Documents
2 – Data Source
2 – Data Source
Type
Document
Status
Published
Created
Sep 5, 2025
Updated
Mar 2, 2026
Updated by
Dosu Bot

A Data Source is a platform that Dosu integrates with to read and write documentation. Data sources provide the context Dosu needs to give accurate, relevant responses about your project. With bidirectional sync, Dosu can also maintain documentation directly on these platforms, keeping your docs up to date where they already live.

You can connect as many data sources as you need. Available data sources include:

  • Coda: Workspaces and documents (Beta)
  • Confluence: Spaces and pages (supports OAuth, email + API token, or scoped API token authentication; supports bidirectional sync) (Beta)
  • GitHub: Repositories (including Markdown and reStructuredText files), issues, PRs, discussions, wikis (supports bidirectional sync)
  • GitLab: Projects, markdown and reStructuredText files (supports bidirectional sync)
  • Notion: Workspaces and pages (supports bidirectional sync)
  • Slack: Channel messages and threads
  • Web: Public websites and documentation

How Data Sources Work#

When you connect a data source, Dosu indexes its content so it can retrieve relevant information when responding to questions. For code repositories, Dosu monitors changes and re-indexes automatically to keep its knowledge up to date.

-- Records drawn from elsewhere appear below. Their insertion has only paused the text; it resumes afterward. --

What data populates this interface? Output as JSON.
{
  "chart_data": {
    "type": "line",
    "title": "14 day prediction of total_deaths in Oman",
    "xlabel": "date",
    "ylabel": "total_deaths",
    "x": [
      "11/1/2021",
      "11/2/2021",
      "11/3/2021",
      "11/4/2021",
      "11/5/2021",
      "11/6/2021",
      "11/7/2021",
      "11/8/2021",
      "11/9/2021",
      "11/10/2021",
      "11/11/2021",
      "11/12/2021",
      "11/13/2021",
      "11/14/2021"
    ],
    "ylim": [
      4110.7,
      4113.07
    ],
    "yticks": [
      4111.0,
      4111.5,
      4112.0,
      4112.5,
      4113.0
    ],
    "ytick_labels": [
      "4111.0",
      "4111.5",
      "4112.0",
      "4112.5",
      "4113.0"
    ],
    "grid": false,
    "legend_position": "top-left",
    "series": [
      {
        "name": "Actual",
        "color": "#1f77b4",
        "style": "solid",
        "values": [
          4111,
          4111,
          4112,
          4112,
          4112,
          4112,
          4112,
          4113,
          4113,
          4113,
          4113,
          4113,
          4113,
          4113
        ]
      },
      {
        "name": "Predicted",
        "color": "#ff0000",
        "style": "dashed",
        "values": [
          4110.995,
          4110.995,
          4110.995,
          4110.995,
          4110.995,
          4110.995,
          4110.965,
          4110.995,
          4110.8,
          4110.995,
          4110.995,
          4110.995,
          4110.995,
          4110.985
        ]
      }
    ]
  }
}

Note: Web data sources are marked as "synced" in the UI for consistency with other data source types, but no website crawling or indexing occurs. Dosu retrieves information from the web using search capabilities at query time. This intentional design avoids expensive and unreliable website crawling while maintaining a consistent user experience across all data source types.

Data sources are connected at the organization level, then linked to individual deployments. This lets you control which context Dosu draws from when responding in different locations. Once connected, all members of your organization can access and use the data from these sources.

File Filtering for GitHub and GitLab#

For GitHub and GitLab repositories, you can control which files are indexed using file pattern filters in the data source configuration:

  • Include file patterns: Acts as a whitelist—only files matching these patterns will be indexed. Uses glob pattern syntax (e.g., docs/**, src/**/*.ts, backend/**). Leave empty to index all files (default behavior).
  • Ignored file patterns: Files matching these patterns will be excluded from indexing.

The filtering process works in two stages:

  1. If include patterns are specified, only files matching those patterns are considered
  2. Excluded patterns are then applied to remove unwanted files

A file must match include patterns (if any) AND not match excluded patterns to be indexed.

Import and Sync#

Dosu can maintain documentation directly on supported platforms (GitHub, GitLab, Notion, and Confluence). You can import existing documents from these platforms at app.dosu.dev/documents, and Dosu will keep them up to date as your code changes.

For GitHub and GitLab, both Markdown (.md) and reStructuredText (.rst) file formats are supported. The format is automatically detected based on the file extension, and documents maintain their original format throughout the import and update lifecycle—no conversion occurs.

reStructuredText Support#

When you import .rst files from GitHub or GitLab, Dosu provides comprehensive rendering capabilities:

  • RST Rendering Pipeline: Uses rst-compiler with rehype plugins to render reStructuredText content
  • Sphinx-Compatible Directives: Supports common Sphinx directives including:
    • Admonitions (note, warning, tip, caution, danger, error, hint, important, attention, seealso) with styled display and proper title positioning
    • Version directives (versionchanged, versionadded, deprecated) with semantic labels
    • Invisible directives (index, highlight, default-role, meta) that produce no visible output
  • Graceful Handling: Unknown roles and directives render as plain text rather than breaking the document
  • Format Preservation: Documents remain in their original format (.rst or .md) and are not converted during import or updates

How Updates Work#

Updates work differently depending on the platform:

  • GitHub and GitLab: Dosu creates a pull request or merge request with proposed documentation changes. You can review and merge these changes through your normal code review process.
  • Notion and Confluence: Dosu updates documents directly when code changes are shipped.

You can control update behavior through the Auto-Accept Review option in Space settings. When enabled, Dosu automatically applies documentation updates. When disabled, all updates require manual review before being applied.

Managing Data Sources#

null

To view and manage your organization's data sources, go to Settings > Data Sources.

For installation instructions, see GitHub Installation or Confluence Installation.